Esse tema é necessário, e evitar tratar dele é uma decisão equivocada. Ocorre por receio de se verem confundidos com as alas reformistas que codificaram o bolsonarismo como o único fascismo em jogo no Brasil, objetivando isolar o “inimigo” com estritos objetivos eleitorais. É estritamente por isso e por outras especificações menores que uma certa extrema esquerda tupiniquim embarga e cerceia o debate a partir de rigor analítico. Em realidade, segue apenas uma tática que virou consenso que mira um oportunismo desinteressado de pesquisas históricas sob o critério da linha de fuga relativamente às frentes amplas e ao lulismo 3.0. Assim, trata-se de jogo de interesses de grupos que acham que quem aborda o tema do fascismo está compactuando com o reformismo.

Nada mais nada menos do que uma forma de estabelecer uma censura tácita consciente ou inconscientemente, e que, no limite, impede a denúncia da estreita relação genética do fascismo a partir do colonialismo em solo brasileiro. Tal cerceio permite inferir que: o que se deve falar ou não apenas por conveniências táticas é uma forma puramente arbitrária de dizer mais uma vez assim: “se não disser o que eu quero, cala-te”. Algo muito comum, ressalte-se, em todas as esferas da esquerda brasileira. O reacionarismo e o cerceamento grassam em sua generalidade no Brasil. Aqui está, portanto, um motivo importante para abordarmos o tema, ou seja, enfrentar esse cerceamento.

Fora alguns casos específicos (Safatle, Jones Manoel, João Carvalho), no campo marxista brasileiro atual é escasso o debate sério a respeito do surgimento do fascismo em sua relação genética com o colonialismo.

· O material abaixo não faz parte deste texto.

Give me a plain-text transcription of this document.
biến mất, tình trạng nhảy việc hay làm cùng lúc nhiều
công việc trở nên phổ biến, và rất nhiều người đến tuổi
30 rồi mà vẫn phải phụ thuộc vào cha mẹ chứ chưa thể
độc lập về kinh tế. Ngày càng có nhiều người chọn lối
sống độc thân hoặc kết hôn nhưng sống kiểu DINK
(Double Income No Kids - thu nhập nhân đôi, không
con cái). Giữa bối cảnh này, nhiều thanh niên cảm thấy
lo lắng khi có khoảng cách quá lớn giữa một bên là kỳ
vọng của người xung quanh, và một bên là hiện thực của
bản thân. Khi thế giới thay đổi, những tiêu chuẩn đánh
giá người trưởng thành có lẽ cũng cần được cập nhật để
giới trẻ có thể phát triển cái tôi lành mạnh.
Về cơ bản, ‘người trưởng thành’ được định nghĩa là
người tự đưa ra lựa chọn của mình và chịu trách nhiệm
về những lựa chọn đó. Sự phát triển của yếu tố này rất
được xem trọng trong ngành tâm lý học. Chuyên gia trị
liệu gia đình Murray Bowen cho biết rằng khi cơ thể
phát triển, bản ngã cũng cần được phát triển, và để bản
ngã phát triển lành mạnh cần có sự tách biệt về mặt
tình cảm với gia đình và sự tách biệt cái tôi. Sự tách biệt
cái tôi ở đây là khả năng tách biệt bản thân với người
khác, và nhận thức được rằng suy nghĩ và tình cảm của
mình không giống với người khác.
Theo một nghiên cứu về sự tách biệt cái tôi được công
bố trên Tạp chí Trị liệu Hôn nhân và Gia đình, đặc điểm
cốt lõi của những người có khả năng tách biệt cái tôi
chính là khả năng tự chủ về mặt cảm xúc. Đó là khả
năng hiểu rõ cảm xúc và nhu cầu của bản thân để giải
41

Por isso, a discussão em torno de se estamos vivendo ou não uma situação fascista tem sido inócua no campo da esquerda brasileira, sequestrada muito comumente por pautas politicistas que giram em torno das eleições, ou mesmo de sua crítica. Precisamos sair desse círculo vicioso.

E mais, aqui não se trata, sem dúvida, de apenas afirmar que o fascismo é uma espécie de contrarrevolução preventiva do capital mediante contextos de refreio da emergência de esquerdas revolucionárias europeias. Se trata também de dizer que é “algo caracterizado pela guerra, pelo expansionismo colonial e pelo aniquilamento”, algo que assume nos dias de hoje uma configuração muito precisa no Brasil. O fascismo mira uma fase entrópica do capital para acelerar suicidariamente o “desenvolvimento” autofágico de si às custas do abismo dos outros, como dirá Losurdo.

Também se trata de um estado capitalista e colonial de exceção que mira um passado ficcionado por “povo escolhido e sua burguesia”, tanto quanto hipostasiado com horizonte de aplicação violenta de um futuro deles dependente, como diria João Bernardo.

Ademais, como enfatiza Poulantzas, esse tema é reforçado por meio de “raízes nos lugares em que se depara com um movimento operário e popular débil e com organizações sindicais e partidárias com dificuldades de exercer a representação de amplas bases de trabalhadores“.

Sem dúvida, os três aspectos acima expressos são pontos nevrálgicos que tomamos aqui como premissas. É então preciso levar em consideração as operações ativas do colonialismo, sem escamotear a sua perpetuação, a do neocolonialismo e outras formas de expressão como parte dos mecanismos endógenos ao desenvolvimento do capital, seus mitos, suas crises, ataques ao mundo do trabalho e desdobramentos na atualidade.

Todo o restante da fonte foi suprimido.